Control variates

Control variates are a class of methods for reducing the variance of a generic Monte Carlo estimator.

Introduction

Suppose we’d like to estimate the expectation of some function $f(x)$,

\[A = \mathbb{E}[f(x)].\]

A naive Monte Carlo approximation would proceed to estimate this expectation as a simple average over some number of samples:

\[A \approx \frac{1}{n} \sum\limits_{i=1}^n f(x_i) =: \hat{S}.\]

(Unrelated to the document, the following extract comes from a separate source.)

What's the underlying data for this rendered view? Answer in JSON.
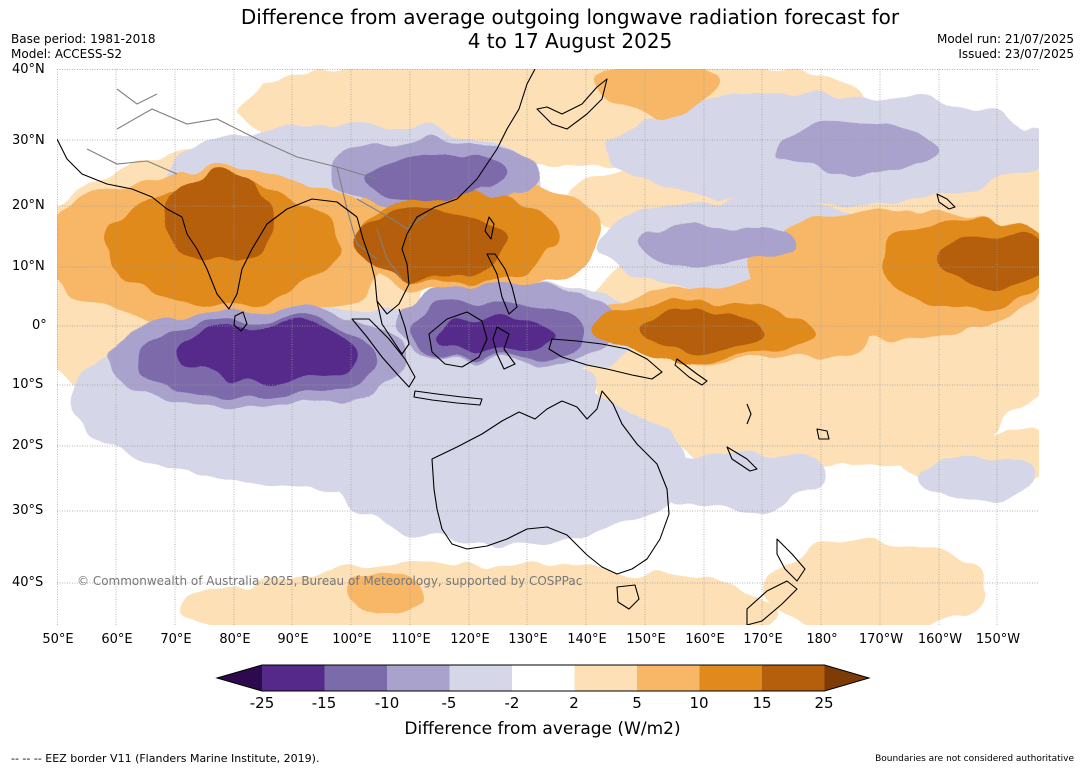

The variance of this approximation will be

\[\mathbb{V}[\hat{S}] = \frac{\sigma^2_f}{n}\]

where $\sigma^2_f$ is the variance of $f(x)$.

Control variates

The idea behind control variates is to manipulate the approximation so that its expectation is still $A$, but it has lower variance. In particular, consider another function $g(x)$, where $\mathbb{E}[g(x)] = B$ (assuming we know this value upfront for now), and consider the random variable

\[D = f(x) - c(g(x) - B)\]

where $c$ is a scalar coefficient that we can choose for a given problem.

Notice that the expectation of $D$ is still $A$:

\begin{align} \mathbb{E}[D] &= \mathbb{E}[f(x) - c(g(x) - B)] \\ &= \mathbb{E}[f(x)] - c\mathbb{E}[g(x)] + cB \\ &= \mathbb{E}[f(x)] - cB + cB \\ &= \mathbb{E}[f(x)] \\ \end{align}

where we have used the fact that $\mathbb{E}[g(x)] = B$. So in effect, all we have done is added and subtracted the same term, to arrive back at $\mathbb{E}[f(x)]$. This might seem silly at first, but it actually helps us!

Recall that the variance of our original approximation was $\sigma^2_f$. The variance of our new random variable $D$ is

\begin{align} \mathbb{V}[D] &= \mathbb{V}[f(x) - c g(x) + c B] \\ &= \mathbb{V}[f(x) - c g(x)] \\ &= \mathbb{V}[f(x)] - 2c \text{cov}(f(x), g(x)) + c^2 \mathbb{V}[g(x)] \\ &= \sigma^2_f - 2c \text{cov}(f(x), g(x)) + c^2 \sigma^2_g \\ \end{align}

where we have denoted $\sigma^2_g = \mathbb{V}[g(x)]$. Recall that $c$ is just a coefficient that we can set ourselves. Since we want to minimize variance, we can easily solve for the optimal value of $c$:

\begin{align} &\frac{d}{d c} \left[\sigma^2_f - 2c \text{cov}(f(x), g(x)) + c^2 \sigma^2_g\right] = 0 \\ \implies& -2 \text{cov}(f(x), g(x)) + 2c \sigma^2_g = 0 \\ \implies& c^* = \frac{\text{cov}(f(x), g(x))}{\sigma^2_g} \\ \end{align}

Plugging in $c^*$, we can find the variance of $D$ at this optimal value:

\begin{align} \mathbb{V}[D] &= \sigma^2_f - 2 \frac{\text{cov}(f(x), g(x))}{\sigma^2_g} \text{cov}(f(x), g(x)) + \left(\frac{\text{cov}(f(x), g(x))}{\sigma^2_g}\right)^2 \sigma^2_g \end{align}

Simplifying, and denoting the correlation between $f$ and $g$ as $\rho_{fg} = \frac{\text{cov}(f(x), g(x))}{\sigma_f\sigma_g}$, we have

\[\mathbb{V}[D] = \sigma^2_f(1 - \rho_{fg}^2).\]

So the variance is reduced by a multiplicative factor of $1-\rho_{fg}^2$, implying that we’ll see a greater reduction in variance if we choose a function $g$ that is more correlated with $f$.

Now, instead of estimating $\hat{S}$ as a sample mean, let’s compute an approximation of $\mathbb{E}[D]$:

\[\mathbb{E}[D] \approx \frac{1}{n} \sum\limits_{i=1}^n \left[f(x_i) - c g(x_i)\right] + B,\]

which will reduce the variance of our naive estimator.

References

Professor Jonathan Goodman’s notes on variance reduction methods.
Tucker, George, et al. “Rebar: Low-variance, unbiased gradient estimates for discrete latent variable models.” Advances in Neural Information Processing Systems. 2017.
Paisley, John, David Blei, and Michael Jordan. “Variational Bayesian inference with stochastic search.” arXiv preprint arXiv:1206.6430 (2012).